New Book Review: "Fast Data Architectures for Streaming Applications"
New book review for Fast Data Architectures for Streaming Applications: Getting Answers Now from Data Sets that Never End, by Dean Wampler PhD, O'Reilly, 2016, reposted here:
A brief 40-page read that walks the reader through an introduction to the concepts of streaming, event logs and message queues, working with infinite data sets, and considerations and recommendations around these topics with respect to real-world systems. In his introduction, Wampler (co-organizer of the local Chicago-area Hadoop User Group) asks why the industry started with batch processing rather than stream processing of big data, and comments that streaming (fast data) architectures are much harder to build than batch mode architectures when trying to gain control of ballooning data sets. Streaming imposes new challenges that go far beyond simply making batch systems run faster or more frequently, as it introduces new semantics for analytics and introduces new operational challenges.
Since there are so many streaming systems and streaming methods, Wampler narrows focus to a representative sample of systems and a reference architecture that covers most of the essential features, and subsequently walks the reader through an introductory overview of this architecture, diving into some of the details in later sections of the discussion. However, the author briefly addresses use of the Lambda Architecture before doing so, commenting that he sees it as an important transitional step toward streaming architectures that make use of the same infrastructure for batch and stream layers, with batch processing actually a subset of stream processing (although I find it odd that Kappa Architecture is never mentioned by name).

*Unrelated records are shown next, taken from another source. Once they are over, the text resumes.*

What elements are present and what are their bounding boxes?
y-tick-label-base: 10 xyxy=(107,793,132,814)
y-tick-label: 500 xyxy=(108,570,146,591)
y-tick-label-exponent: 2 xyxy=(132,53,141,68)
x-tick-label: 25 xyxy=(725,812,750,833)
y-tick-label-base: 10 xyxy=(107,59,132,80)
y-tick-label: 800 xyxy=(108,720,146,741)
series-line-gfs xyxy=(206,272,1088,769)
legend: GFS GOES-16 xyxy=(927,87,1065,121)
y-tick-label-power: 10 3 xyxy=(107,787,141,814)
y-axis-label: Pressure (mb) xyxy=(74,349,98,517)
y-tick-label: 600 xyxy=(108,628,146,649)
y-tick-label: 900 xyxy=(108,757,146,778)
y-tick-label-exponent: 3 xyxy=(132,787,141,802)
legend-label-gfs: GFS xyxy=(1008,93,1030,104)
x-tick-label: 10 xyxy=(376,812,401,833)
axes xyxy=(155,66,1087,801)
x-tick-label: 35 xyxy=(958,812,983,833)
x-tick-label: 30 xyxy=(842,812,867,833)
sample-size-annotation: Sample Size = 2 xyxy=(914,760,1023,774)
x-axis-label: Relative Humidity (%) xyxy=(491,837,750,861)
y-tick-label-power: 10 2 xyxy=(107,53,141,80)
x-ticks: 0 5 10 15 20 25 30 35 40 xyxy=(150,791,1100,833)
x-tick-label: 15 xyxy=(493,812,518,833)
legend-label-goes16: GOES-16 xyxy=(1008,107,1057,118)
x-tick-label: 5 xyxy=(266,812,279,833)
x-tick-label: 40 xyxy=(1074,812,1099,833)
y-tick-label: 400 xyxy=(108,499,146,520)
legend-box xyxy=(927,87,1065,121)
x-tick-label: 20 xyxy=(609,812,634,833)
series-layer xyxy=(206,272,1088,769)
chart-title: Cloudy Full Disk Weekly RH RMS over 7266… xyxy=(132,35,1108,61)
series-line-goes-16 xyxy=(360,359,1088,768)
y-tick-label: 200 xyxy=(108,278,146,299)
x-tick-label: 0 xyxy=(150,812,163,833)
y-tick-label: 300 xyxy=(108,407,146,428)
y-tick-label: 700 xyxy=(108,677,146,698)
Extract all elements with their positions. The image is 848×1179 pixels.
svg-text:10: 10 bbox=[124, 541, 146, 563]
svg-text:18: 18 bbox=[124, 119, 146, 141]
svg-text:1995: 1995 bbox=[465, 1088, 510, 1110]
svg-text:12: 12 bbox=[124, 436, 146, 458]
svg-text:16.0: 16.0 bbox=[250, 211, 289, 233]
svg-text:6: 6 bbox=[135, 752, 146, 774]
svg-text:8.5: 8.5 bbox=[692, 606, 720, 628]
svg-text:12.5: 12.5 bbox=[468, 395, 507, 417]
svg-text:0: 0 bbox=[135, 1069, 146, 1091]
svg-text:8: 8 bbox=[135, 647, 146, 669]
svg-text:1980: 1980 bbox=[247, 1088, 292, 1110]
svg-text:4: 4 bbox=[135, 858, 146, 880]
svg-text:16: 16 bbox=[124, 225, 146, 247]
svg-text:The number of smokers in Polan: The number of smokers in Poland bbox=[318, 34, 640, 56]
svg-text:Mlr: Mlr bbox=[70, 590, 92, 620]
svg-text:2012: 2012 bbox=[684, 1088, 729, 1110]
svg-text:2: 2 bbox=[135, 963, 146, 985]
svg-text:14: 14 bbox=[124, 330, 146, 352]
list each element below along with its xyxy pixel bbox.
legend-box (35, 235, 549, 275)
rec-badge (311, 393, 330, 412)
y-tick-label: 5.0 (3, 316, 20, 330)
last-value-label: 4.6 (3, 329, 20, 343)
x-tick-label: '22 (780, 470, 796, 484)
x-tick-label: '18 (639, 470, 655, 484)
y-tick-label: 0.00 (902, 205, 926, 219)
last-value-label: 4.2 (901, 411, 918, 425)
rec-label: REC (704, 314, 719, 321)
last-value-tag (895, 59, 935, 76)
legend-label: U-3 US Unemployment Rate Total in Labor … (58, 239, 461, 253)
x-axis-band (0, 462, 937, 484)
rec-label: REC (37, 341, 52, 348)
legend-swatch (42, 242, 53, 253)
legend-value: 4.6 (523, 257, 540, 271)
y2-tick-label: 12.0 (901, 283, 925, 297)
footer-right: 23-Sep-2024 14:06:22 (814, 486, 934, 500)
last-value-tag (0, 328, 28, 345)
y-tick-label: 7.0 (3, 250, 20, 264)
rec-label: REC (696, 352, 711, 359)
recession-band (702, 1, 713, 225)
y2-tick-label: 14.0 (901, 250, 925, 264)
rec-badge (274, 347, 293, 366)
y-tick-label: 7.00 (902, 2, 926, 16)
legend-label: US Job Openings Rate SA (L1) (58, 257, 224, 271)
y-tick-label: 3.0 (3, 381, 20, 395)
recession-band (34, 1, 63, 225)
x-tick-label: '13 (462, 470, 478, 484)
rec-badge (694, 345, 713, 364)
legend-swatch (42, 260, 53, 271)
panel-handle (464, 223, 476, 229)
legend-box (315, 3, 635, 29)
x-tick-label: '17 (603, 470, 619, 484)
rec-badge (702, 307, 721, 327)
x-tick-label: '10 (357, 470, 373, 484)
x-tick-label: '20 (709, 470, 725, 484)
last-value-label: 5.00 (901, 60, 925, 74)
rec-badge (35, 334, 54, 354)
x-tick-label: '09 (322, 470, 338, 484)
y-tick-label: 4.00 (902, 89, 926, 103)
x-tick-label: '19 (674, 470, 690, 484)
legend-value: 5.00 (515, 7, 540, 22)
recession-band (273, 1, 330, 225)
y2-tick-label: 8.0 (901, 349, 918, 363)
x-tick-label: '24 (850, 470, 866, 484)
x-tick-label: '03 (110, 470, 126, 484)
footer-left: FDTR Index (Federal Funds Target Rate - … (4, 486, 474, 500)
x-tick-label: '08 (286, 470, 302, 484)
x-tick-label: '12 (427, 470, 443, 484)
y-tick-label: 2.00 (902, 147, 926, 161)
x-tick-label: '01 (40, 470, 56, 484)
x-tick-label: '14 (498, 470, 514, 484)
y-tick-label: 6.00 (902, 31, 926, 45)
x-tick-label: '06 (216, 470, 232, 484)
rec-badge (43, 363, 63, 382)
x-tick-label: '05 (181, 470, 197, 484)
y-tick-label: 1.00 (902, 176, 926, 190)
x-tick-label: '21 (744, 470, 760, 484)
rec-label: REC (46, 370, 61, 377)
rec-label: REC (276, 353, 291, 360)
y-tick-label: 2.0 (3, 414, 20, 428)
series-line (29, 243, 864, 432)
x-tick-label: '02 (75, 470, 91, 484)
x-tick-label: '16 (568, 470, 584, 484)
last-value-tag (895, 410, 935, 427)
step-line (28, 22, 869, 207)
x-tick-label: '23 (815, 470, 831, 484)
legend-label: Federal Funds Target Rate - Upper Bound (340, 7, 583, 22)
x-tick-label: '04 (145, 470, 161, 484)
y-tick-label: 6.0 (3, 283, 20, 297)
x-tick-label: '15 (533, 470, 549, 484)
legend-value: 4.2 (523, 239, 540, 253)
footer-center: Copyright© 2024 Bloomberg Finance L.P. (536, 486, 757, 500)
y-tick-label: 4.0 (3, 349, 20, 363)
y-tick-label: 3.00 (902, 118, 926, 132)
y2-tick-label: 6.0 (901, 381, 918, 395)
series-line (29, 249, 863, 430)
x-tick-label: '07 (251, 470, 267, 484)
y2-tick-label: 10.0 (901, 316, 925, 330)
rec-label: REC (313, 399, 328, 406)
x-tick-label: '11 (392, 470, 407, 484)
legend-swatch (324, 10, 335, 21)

The author rightly comments that the tooling in this space is moving quickly, so keep in mind that this freely available text was published in 2016. That said, the provided overviews of event logs, message queues, and analysis of infinite data sets will likely be relevant for some time to come due to the high level of discussion. This text is recommended mainly to those new to this space, as all of the covered material can be found elsewhere (with some relevant blog posts cited by the author). Note that the author's reference architecture includes Apache Flink for stream processing, and some might be interested in knowing that O'Reilly offers a good discussion of this tool in another freely available text, entitled "Introduction to Apache Flink: Stream Processing for Real Time and Beyond" (see my review).